A switchgear equipped with an overcurrent earth leakage arc monitoring system using a smart instrumentation device. A power measurement unit that measures the instantaneous power of power devices inside the motor control panel;
A safety inspection unit that generates safety status information including information on whether there is a short circuit, discharge, arc, overheat, and overcurrent of the power equipment inside the motor control panel;
an output unit that visually outputs information about the instantaneous power and the safety status information; and
It includes a communication unit that transmits the information about the instantaneous power and the safety status information to the management server,
The safety inspection department,
A power analyzer that determines whether there is a short circuit, discharge, or overcurrent of the power equipment inside the motor control panel;
An arc analyzer that detects whether an effective arc has occurred by analyzing the resistance component, inductive component, and capacitance component corresponding to the power device inside the motor control panel, and uses this to determine whether the arc has occurred; and
It includes a temperature sensor that detects the temperature inside the motor control panel and determines whether it is overheated,
The arc analyzer,
Extract the resonance frequency of the power device inside the motor control panel, adjust the frequency inside the arc analyzer to match the resonance frequency, and then detect whether an effective arc occurs,
By matching the resonant frequency extracted from the power device and the frequency inside the arc analyzer, the detection of ineffective arcs is reduced and only the effective arcs are detected,
The Department of Communications,
The amount of information is reduced through transformation of the transmitted and received information, and the transformation of the information uses either RLE (Run-length encoding) or a lightweight hash function.

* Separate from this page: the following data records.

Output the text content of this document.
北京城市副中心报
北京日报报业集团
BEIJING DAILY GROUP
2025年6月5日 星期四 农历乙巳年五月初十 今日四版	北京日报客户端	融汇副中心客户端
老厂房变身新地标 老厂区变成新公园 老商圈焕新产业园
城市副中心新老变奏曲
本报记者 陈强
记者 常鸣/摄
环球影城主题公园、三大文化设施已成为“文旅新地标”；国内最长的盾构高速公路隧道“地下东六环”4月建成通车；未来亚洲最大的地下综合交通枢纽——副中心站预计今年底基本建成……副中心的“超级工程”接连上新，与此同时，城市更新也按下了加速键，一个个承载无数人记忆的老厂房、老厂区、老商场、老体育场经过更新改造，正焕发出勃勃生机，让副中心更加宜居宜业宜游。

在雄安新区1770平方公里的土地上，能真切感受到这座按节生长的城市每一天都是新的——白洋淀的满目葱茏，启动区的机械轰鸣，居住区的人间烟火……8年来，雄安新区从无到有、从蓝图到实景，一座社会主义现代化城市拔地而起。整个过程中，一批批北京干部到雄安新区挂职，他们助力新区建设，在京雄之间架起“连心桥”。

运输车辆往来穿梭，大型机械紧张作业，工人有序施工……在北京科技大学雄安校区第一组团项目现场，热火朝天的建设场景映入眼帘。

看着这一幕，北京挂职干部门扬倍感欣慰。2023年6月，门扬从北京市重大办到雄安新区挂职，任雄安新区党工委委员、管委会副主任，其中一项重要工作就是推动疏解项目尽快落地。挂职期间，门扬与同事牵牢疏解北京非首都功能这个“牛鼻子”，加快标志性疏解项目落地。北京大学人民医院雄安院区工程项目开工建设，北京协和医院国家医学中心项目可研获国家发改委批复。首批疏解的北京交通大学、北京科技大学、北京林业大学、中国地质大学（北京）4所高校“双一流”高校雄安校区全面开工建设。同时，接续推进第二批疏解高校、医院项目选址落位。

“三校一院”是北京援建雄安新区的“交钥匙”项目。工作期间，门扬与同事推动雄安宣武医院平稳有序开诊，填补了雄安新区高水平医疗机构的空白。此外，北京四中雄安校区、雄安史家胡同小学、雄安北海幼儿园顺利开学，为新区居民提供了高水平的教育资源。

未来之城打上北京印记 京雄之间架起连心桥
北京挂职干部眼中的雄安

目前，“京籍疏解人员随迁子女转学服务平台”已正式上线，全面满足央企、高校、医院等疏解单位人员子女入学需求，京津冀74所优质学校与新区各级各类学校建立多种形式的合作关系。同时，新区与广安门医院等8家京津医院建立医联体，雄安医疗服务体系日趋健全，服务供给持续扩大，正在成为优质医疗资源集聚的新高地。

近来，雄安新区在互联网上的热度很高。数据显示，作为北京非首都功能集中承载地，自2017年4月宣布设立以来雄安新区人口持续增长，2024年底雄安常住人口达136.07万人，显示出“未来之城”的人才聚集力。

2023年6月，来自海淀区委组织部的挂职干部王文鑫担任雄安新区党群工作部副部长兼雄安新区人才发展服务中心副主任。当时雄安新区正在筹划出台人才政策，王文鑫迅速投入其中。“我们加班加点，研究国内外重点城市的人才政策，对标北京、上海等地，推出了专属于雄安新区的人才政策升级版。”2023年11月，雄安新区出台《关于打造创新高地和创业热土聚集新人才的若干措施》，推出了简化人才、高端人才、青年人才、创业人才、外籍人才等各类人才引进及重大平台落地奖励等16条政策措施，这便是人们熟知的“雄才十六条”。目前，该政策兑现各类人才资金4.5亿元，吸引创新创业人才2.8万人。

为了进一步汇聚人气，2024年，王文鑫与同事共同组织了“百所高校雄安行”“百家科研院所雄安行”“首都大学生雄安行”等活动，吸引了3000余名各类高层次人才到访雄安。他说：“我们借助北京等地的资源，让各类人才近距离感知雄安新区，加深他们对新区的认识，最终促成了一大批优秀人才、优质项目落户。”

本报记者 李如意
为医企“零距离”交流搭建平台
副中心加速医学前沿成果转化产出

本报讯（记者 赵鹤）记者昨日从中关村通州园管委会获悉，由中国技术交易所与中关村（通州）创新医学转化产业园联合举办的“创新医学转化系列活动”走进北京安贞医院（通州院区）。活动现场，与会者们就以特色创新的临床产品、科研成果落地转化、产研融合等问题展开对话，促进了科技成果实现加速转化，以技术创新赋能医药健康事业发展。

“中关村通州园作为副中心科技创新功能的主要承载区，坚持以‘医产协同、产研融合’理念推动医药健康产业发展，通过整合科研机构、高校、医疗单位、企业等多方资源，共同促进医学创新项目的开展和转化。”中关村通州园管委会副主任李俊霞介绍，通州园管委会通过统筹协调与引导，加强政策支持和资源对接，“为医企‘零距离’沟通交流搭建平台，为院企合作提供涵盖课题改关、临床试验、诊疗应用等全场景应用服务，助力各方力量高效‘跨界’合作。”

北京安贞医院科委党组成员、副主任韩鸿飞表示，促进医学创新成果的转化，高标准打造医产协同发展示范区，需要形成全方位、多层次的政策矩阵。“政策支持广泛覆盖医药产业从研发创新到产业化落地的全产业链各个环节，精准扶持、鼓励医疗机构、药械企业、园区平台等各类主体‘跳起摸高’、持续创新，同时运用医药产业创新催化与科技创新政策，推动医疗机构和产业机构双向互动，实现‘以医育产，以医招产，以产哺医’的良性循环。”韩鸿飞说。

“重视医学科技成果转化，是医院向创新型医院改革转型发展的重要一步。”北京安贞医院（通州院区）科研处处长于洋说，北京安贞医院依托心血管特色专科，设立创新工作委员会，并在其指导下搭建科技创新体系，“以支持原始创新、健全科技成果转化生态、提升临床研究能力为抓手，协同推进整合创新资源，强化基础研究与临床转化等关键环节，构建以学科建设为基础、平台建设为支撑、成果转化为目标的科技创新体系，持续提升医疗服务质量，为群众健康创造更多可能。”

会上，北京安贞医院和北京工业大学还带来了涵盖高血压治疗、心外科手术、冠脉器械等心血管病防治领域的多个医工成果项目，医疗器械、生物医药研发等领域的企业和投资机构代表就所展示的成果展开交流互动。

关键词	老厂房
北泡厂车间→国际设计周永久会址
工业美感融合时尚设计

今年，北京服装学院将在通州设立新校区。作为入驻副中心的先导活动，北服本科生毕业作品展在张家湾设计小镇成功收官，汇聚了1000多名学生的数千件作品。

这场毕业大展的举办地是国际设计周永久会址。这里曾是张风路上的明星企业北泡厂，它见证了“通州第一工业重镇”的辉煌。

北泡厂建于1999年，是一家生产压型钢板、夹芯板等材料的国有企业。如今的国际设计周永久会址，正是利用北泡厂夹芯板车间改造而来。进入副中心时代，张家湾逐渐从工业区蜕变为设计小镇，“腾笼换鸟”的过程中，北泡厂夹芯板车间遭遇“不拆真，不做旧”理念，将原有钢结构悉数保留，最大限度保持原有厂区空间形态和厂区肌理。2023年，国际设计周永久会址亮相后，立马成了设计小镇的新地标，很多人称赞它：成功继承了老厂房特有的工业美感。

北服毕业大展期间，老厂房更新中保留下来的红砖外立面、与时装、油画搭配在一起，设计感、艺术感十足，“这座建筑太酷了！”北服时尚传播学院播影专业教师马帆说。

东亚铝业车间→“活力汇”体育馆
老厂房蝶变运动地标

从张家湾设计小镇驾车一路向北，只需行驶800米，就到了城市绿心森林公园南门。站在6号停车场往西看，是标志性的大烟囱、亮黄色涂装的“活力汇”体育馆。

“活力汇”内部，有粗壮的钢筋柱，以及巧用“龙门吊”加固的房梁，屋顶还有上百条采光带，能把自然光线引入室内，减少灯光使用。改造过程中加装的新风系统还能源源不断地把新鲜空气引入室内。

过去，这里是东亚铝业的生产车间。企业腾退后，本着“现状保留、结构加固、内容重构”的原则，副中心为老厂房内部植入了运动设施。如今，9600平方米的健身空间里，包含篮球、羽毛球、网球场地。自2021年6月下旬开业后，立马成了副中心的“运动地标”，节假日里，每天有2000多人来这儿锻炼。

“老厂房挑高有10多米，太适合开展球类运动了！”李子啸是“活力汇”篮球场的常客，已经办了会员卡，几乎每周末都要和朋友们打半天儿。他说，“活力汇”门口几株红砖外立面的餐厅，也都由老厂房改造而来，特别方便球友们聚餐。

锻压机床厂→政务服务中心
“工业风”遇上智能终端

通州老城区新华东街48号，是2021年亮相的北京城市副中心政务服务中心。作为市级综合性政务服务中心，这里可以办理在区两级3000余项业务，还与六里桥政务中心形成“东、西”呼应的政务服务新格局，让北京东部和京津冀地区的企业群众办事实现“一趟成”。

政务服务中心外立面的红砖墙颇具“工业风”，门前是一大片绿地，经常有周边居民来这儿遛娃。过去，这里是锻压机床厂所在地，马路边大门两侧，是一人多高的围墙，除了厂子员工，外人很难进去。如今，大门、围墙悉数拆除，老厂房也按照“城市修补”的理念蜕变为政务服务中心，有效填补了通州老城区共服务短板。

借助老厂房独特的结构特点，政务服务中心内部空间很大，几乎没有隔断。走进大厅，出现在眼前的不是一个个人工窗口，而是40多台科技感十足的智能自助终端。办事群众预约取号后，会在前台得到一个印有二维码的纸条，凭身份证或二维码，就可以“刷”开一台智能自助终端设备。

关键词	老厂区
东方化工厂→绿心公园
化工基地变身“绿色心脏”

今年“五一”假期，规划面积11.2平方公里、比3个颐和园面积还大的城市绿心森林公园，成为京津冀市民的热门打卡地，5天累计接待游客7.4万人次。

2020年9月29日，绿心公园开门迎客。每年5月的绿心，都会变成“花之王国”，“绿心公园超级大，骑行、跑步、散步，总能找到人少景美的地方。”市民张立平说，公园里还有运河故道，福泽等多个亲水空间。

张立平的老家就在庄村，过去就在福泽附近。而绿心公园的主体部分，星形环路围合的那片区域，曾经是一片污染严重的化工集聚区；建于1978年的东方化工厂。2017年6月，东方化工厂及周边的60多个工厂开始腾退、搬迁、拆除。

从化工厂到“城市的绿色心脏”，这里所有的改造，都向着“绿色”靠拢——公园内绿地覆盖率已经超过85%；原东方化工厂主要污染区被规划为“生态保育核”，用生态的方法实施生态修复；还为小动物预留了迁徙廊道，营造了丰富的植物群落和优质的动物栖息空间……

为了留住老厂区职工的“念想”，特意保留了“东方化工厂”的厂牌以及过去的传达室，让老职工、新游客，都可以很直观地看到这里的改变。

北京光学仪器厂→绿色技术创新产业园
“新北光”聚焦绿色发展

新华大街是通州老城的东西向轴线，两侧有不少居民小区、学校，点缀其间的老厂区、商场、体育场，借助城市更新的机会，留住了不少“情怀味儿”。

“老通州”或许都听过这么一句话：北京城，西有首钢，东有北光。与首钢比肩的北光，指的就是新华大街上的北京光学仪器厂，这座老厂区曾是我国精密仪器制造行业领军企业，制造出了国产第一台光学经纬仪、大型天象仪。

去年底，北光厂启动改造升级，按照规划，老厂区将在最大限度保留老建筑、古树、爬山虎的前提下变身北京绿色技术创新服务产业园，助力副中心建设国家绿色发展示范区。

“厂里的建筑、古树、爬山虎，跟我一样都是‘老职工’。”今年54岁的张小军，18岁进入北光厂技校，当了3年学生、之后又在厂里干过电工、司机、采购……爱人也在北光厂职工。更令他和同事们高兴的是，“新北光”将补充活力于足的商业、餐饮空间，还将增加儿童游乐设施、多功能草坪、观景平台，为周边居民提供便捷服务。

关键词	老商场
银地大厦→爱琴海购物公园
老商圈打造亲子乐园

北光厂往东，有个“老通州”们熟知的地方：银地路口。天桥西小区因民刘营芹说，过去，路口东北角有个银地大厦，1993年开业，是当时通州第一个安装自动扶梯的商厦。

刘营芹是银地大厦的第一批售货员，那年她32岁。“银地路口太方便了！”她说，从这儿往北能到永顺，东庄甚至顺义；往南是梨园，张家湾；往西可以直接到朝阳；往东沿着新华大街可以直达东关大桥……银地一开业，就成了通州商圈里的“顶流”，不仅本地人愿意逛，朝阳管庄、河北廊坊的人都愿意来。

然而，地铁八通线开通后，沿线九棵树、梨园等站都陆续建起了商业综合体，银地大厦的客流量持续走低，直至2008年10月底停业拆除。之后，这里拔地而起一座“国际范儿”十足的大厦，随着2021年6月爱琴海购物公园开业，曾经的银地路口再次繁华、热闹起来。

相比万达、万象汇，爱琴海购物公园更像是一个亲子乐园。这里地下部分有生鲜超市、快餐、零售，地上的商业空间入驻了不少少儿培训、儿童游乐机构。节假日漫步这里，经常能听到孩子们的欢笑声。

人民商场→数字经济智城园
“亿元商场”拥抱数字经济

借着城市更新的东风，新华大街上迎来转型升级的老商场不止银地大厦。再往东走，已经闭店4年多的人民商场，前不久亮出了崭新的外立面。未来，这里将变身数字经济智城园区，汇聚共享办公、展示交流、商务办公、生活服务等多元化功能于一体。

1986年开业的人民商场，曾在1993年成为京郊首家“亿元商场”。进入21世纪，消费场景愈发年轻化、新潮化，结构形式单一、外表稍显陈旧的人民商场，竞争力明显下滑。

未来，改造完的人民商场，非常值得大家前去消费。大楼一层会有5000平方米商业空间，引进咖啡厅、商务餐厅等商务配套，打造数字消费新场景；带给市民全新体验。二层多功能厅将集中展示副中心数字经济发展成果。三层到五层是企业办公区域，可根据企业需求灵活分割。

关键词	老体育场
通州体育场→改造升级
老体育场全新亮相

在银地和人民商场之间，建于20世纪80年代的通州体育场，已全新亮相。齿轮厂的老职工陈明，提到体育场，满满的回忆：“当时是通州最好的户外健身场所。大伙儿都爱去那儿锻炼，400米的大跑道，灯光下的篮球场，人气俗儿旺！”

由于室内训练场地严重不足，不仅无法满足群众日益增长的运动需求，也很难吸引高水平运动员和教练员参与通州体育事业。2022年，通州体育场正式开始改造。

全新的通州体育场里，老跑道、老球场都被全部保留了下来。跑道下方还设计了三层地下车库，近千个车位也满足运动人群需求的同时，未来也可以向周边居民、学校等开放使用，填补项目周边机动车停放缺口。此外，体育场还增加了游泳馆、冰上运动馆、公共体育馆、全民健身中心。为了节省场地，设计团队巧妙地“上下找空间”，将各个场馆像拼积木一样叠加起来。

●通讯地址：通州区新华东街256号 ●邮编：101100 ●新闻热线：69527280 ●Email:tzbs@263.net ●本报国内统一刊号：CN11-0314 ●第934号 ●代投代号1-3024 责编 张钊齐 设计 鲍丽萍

Motor control panel equipped with an overcurrent leakage arc monitoring system using a smart instrumentation device. A plurality of smart instrumentation devices installed in a distribution panel, distribution panel, or motor control panel according to any one of claims 1 to 5, claims 8, and 9, and transmitting safety status information to a management server through a first communication means; and
a management server that communicates with the plurality of smart instrumentation devices through the first communication means and monitors safety status information of the plurality of smart instrumentation devices; Smart power inspection system including. In claim 10,
The plurality of smart instrumentation devices,
Communicate with other adjacent smart instrumentation devices through a second communication means,
When the communication speed of the first communication means is lower than the preset critical communication speed, the first safety status information is transmitted to another adjacent smart instrumentation device through the second communication means,
Other adjacent smart instrumentation devices are:
A smart power inspection system characterized in that the received first safety status information is transmitted to the management server through a first communication means. In claim 11,
The plurality of smart instrumentation devices,
If an abnormal condition is determined based on the safety status information of at least one of the distribution board, distribution board, and motor control board, output a warning message through at least one of visual and auditory means,
A smart power inspection system that outputs the warning message by adjusting the output intensity of the warning message based on the communication intensity of the second communication means when another adjacent smart instrumentation device is determined to be in an abnormal state.